Pronunciamento do presidente Lula durante anúncios de investimentos e inauguração do Parque Linear da Nova Doca, em Belém (PA)
Minhas queridas companheiras e companheiros do estado do Pará e da cidade de Belém. O companheiro Helder [Barbalho, governo do estado do Pará] começou a sua fala agradecendo a Deus por estar vivendo esse momento. Eu acho que Deus ouviu bem e permitiu que o Helder fizesse um extraordinário pronunciamento tentando explicar para vocês a verdade sobre a COP30. Porque o preconceito é uma coisa muito difícil da gente vencer. Vocês sabem, porque muitos de vocês já viveram preconceito.
E na história do mundo sempre foi assim. Quando foi se construir a Torre Eiffel na França, teve quase que revolta popular para que a Torre não fosse construída. E hoje a Torre é o monumento de maior orgulho do povo francês e não tem um turista que vá a França que não queira tirar uma foto na Torre Eiffel.
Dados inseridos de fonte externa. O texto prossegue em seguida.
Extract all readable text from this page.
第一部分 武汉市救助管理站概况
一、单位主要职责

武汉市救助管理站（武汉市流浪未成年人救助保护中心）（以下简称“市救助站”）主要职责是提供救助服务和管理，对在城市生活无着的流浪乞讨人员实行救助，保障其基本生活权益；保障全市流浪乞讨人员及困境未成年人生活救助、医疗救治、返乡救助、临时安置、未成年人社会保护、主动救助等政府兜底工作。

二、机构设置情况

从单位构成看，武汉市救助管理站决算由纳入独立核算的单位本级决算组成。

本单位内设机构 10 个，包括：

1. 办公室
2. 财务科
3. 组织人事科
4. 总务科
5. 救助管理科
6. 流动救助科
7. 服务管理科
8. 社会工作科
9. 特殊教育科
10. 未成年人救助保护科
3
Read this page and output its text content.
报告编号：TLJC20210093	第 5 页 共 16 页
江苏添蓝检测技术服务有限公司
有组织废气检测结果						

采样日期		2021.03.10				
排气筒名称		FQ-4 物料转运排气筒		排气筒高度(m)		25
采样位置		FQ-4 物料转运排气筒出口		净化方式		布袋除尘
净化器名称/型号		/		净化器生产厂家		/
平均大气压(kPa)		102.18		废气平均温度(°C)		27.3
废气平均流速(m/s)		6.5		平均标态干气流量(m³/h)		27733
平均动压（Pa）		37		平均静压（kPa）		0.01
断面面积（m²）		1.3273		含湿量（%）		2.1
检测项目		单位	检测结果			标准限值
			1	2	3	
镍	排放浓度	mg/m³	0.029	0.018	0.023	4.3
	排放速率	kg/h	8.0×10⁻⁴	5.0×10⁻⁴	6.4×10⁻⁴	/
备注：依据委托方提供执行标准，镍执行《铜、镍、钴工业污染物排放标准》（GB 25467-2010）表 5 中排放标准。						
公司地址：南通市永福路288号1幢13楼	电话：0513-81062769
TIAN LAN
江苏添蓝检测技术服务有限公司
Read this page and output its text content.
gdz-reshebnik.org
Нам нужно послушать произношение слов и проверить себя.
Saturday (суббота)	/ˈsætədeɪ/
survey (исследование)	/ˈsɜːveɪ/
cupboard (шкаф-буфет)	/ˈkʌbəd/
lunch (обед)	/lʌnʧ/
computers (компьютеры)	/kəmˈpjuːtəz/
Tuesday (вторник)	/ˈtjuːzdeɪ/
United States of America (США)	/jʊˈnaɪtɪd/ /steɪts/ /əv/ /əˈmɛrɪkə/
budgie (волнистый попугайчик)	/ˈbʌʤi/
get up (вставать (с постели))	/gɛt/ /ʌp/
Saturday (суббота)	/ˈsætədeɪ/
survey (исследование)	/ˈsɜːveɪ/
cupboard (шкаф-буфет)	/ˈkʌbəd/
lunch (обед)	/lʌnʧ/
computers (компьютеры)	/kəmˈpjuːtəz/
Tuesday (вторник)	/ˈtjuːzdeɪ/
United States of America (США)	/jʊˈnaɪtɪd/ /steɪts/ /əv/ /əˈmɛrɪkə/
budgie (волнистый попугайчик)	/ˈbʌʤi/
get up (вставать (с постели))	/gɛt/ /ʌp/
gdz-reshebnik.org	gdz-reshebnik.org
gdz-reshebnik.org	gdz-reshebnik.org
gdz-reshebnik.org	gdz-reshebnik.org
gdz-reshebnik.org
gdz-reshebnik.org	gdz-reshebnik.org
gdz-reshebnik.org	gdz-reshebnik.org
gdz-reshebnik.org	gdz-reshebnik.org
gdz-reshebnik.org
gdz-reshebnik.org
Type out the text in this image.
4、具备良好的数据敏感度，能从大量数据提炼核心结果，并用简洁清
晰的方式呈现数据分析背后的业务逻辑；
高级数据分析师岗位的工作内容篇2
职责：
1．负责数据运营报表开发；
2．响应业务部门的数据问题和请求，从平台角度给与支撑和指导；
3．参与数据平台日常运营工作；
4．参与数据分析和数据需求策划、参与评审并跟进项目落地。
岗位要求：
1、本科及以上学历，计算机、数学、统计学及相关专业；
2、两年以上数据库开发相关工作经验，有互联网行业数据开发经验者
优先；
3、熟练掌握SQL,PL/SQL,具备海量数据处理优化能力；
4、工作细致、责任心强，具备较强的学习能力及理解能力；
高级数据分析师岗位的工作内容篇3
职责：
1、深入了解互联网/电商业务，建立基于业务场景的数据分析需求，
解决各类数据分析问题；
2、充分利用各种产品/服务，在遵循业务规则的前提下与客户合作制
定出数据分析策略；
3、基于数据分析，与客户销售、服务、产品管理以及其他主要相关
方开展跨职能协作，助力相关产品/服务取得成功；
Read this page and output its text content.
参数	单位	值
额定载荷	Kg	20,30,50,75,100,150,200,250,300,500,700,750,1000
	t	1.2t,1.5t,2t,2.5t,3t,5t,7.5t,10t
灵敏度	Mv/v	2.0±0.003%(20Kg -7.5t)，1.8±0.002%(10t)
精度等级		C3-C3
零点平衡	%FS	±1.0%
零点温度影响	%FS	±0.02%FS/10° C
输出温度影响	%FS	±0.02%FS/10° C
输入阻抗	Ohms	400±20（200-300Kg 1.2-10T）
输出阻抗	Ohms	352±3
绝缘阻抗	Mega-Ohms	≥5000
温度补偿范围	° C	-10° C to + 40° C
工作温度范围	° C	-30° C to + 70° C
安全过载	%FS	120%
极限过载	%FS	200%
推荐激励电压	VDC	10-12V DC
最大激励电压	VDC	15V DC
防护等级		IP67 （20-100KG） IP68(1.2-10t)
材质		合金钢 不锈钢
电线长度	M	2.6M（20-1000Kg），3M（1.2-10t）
E eu e a Janja [primeira-dama do Brasil] temos uma foto na Torre Eiffel. Eu acompanhei a construção das Olimpíadas de Barcelona em 1992 e tinha muitas críticas sobre os gastos do governo para realizar as Olimpíadas.
E depois que terminaram as Olimpíadas, Barcelona virou uma outra cidade. Aqui no Brasil, Helder, quando a gente começou a discutir a Copa do Mundo de 2014, na verdade a gente nem precisou disputar a Copa do Mundo porque a FIFA tinha decidido que depois da África voltava para a América do Sul. E na América do Sul e na América Latina, o México já tinha feito duas e o Brasil tinha feito uma única em 1950. Estava lá eu, o Romário [senador e ex-jogador de futebol], o Dunga [treinador e ex-jogador de futebol] na sede da FIFA quando anunciaram que ia ser o Brasil.
E nós começamos a tomar uma decisão. O Governo Federal resolveu colocar à disposição dos estados R$ 400 milhões financiados pelo BNDES para que os estados pudessem construir os estádios de futebol. Eu era presidente na época e não tive nenhuma participação na seleção dos estados. Porque se eu tivesse o direito de dizer onde ia ser a Copa do Mundo, você pode ter certeza que, como eu gosto de futebol, eu sei que o estado do Pará tem muito mais histórico de futebol do que o estado do Amazonas. E, portanto, se algum estado na Amazônia tivesse que ter a Copa do Mundo, seria aqui. Seria exatamente aqui.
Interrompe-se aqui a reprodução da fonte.